Entries missing values are given the value NaN, short for "Not a Number". For technical reasons these NaN values are always of the float64 dtype.

pandas provides some methods specific to missing data. To select NaN entreis you can use pd.isnull (or its companion pd.notnull). This is meant to be used thusly:

In [6]:
reviews[reviews.country.isnull()]
Out[6]:
country description designation points price province region_1 region_2 taster_name taster_twitter_handle title variety winery
913 NaN Amber in color, this wine has aromas of peach ... Asureti Valley 87 30.0 NaN NaN NaN Mike DeSimone @worldwineguys Gotsa Family Wines 2014 Asureti Valley Chinuri Chinuri Gotsa Family Wines
3131 NaN Soft, fruity and juicy, this is a pleasant, si... Partager 83 NaN NaN NaN NaN Roger Voss @vossroger Barton & Guestier NV Partager Red Red Blend Barton & Guestier
... ... ... ... ... ... ... ... ... ... ... ... ... ...
129590 NaN A blend of 60% Syrah, 30% Cabernet Sauvignon a... Shah 90 30.0 NaN NaN NaN Mike DeSimone @worldwineguys Büyülübağ 2012 Shah Red Red Blend Büyülübağ
129900 NaN This wine offers a delightful bouquet of black... NaN 91 32.0 NaN NaN NaN Mike DeSimone @worldwineguys Psagot 2014 Merlot Merlot Psagot

63 rows × 13 columns

Replacing missing values is a common operation. pandas provides a really handy method for this problem: fillna. fillna provides a few different strategies for mitigating such data. For example, we can simply replace each NaN with an "Unknown":

In [7]:
reviews.region_2.fillna("Unknown")
Out[7]:
0         Unknown
1         Unknown
           ...   
129969    Unknown
129970    Unknown
Name: region_2, Length: 129971, dtype: object

Or we could fill each missing value with the first non-null value that appears sometime after the given record in the database. This is known as the backfill strategy:

fillna supports a few strategies for imputing missing values. For more on that read the official function documentation.
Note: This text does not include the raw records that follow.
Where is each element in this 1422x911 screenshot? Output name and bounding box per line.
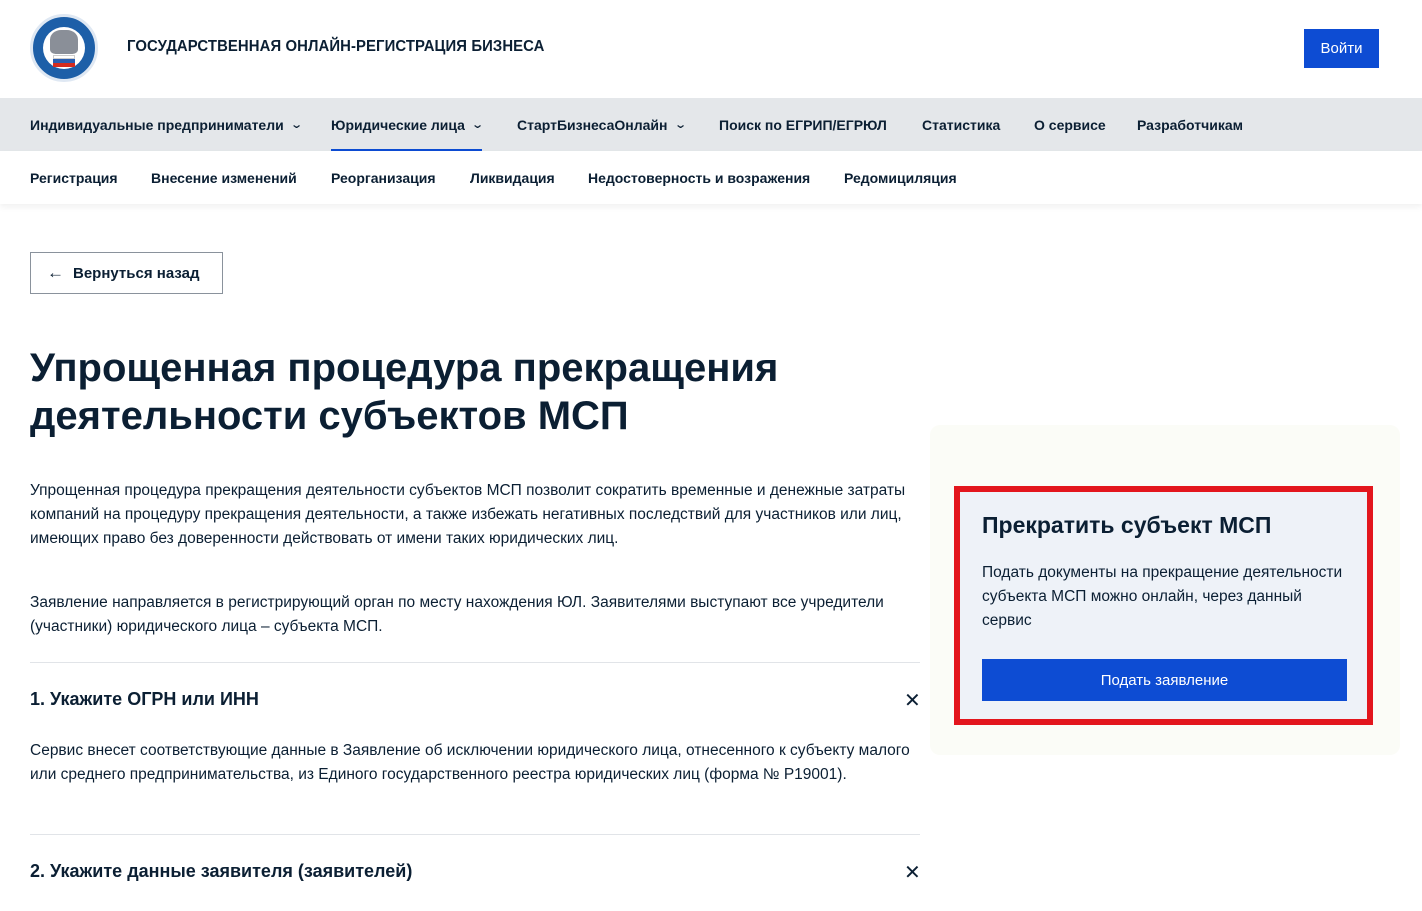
chevron-down-icon: ⌄ xyxy=(471,119,485,131)
nav-item-label: СтартБизнесаОнлайн xyxy=(517,116,668,133)
nav-item-about[interactable]: О сервисе xyxy=(1034,98,1106,151)
nav-item-legal-entities[interactable]: Юридические лица ⌄ xyxy=(331,98,485,151)
close-icon[interactable]: ✕ xyxy=(904,688,921,713)
subnav-item-registration[interactable]: Регистрация xyxy=(30,151,118,204)
step-1-description: Сервис внесет соответствующие данные в З… xyxy=(30,742,910,783)
divider xyxy=(30,662,920,663)
nav-item-label: Поиск по ЕГРИП/ЕГРЮЛ xyxy=(719,116,887,133)
page-title: Упрощенная процедура прекращения деятель… xyxy=(30,346,779,438)
subnav-item-unreliability[interactable]: Недостоверность и возражения xyxy=(588,151,810,204)
nav-item-developers[interactable]: Разработчикам xyxy=(1137,98,1243,151)
back-button[interactable]: ← Вернуться назад xyxy=(30,252,223,294)
intro-paragraph: Упрощенная процедура прекращения деятель… xyxy=(30,482,906,547)
subnav-item-liquidation[interactable]: Ликвидация xyxy=(470,151,555,204)
subnav-item-reorganization[interactable]: Реорганизация xyxy=(331,151,436,204)
nav-item-statistics[interactable]: Статистика xyxy=(922,98,1000,151)
nav-item-label: Индивидуальные предприниматели xyxy=(30,116,284,133)
site-header: ГОСУДАРСТВЕННАЯ ОНЛАЙН-РЕГИСТРАЦИЯ БИЗНЕ… xyxy=(0,0,1422,98)
main-navigation: Индивидуальные предприниматели ⌄ Юридиче… xyxy=(0,98,1422,151)
applicant-paragraph: Заявление направляется в регистрирующий … xyxy=(30,594,884,635)
fns-emblem-icon[interactable] xyxy=(30,14,98,82)
flag-stripe-red xyxy=(53,63,75,67)
close-icon[interactable]: ✕ xyxy=(904,860,921,885)
nav-item-label: Юридические лица xyxy=(331,116,465,133)
site-title[interactable]: ГОСУДАРСТВЕННАЯ ОНЛАЙН-РЕГИСТРАЦИЯ БИЗНЕ… xyxy=(127,38,544,56)
card-title: Прекратить субъект МСП xyxy=(982,512,1272,538)
back-button-label: Вернуться назад xyxy=(73,264,200,282)
login-button[interactable]: Войти xyxy=(1304,29,1379,68)
chevron-down-icon: ⌄ xyxy=(673,119,687,131)
step-1-title[interactable]: 1. Укажите ОГРН или ИНН xyxy=(30,689,259,710)
arrow-left-icon: ← xyxy=(47,263,64,282)
nav-item-start-business-online[interactable]: СтартБизнесаОнлайн ⌄ xyxy=(517,98,687,151)
subnav-item-changes[interactable]: Внесение изменений xyxy=(151,151,297,204)
nav-item-label: О сервисе xyxy=(1034,116,1106,133)
sub-navigation: Регистрация Внесение изменений Реорганиз… xyxy=(0,151,1422,204)
nav-item-label: Разработчикам xyxy=(1137,116,1243,133)
nav-item-egrip-search[interactable]: Поиск по ЕГРИП/ЕГРЮЛ xyxy=(719,98,887,151)
divider xyxy=(30,834,920,835)
card-text: Подать документы на прекращение деятельн… xyxy=(982,564,1343,629)
terminate-smb-card: Прекратить субъект МСП Подать документы … xyxy=(954,486,1373,725)
nav-item-label: Статистика xyxy=(922,116,1001,133)
submit-application-button[interactable]: Подать заявление xyxy=(982,659,1347,701)
chevron-down-icon: ⌄ xyxy=(289,119,303,131)
subnav-item-redomiciliation[interactable]: Редомициляция xyxy=(844,151,957,204)
step-2-title[interactable]: 2. Укажите данные заявителя (заявителей) xyxy=(30,861,412,882)
eagle-icon xyxy=(50,30,78,54)
nav-item-individual-entrepreneurs[interactable]: Индивидуальные предприниматели ⌄ xyxy=(30,98,303,151)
Alternatively, we may have a non-null value that we would like to replace. For example, suppose that since this dataset was published, reviewer Kerin O'Keefe has changed her Twitter handle from @kerinokeefe to @kerino. One way to reflect this in the dataset is using the replace method:

In [8]:
reviews.taster_twitter_handle.replace("@kerinokeefe", "@kerino")
Out[8]:
0            @kerino
1         @vossroger
             ...    
129969    @vossroger
129970    @vossroger
Name: taster_twitter_handle, Length: 129971, dtype: object

The replace method is worth mentioning here because it's handy for replacing missing data which is given some kind of sentinel value in the dataset: things like "Unknown", "Undisclosed", "Invalid", and so on.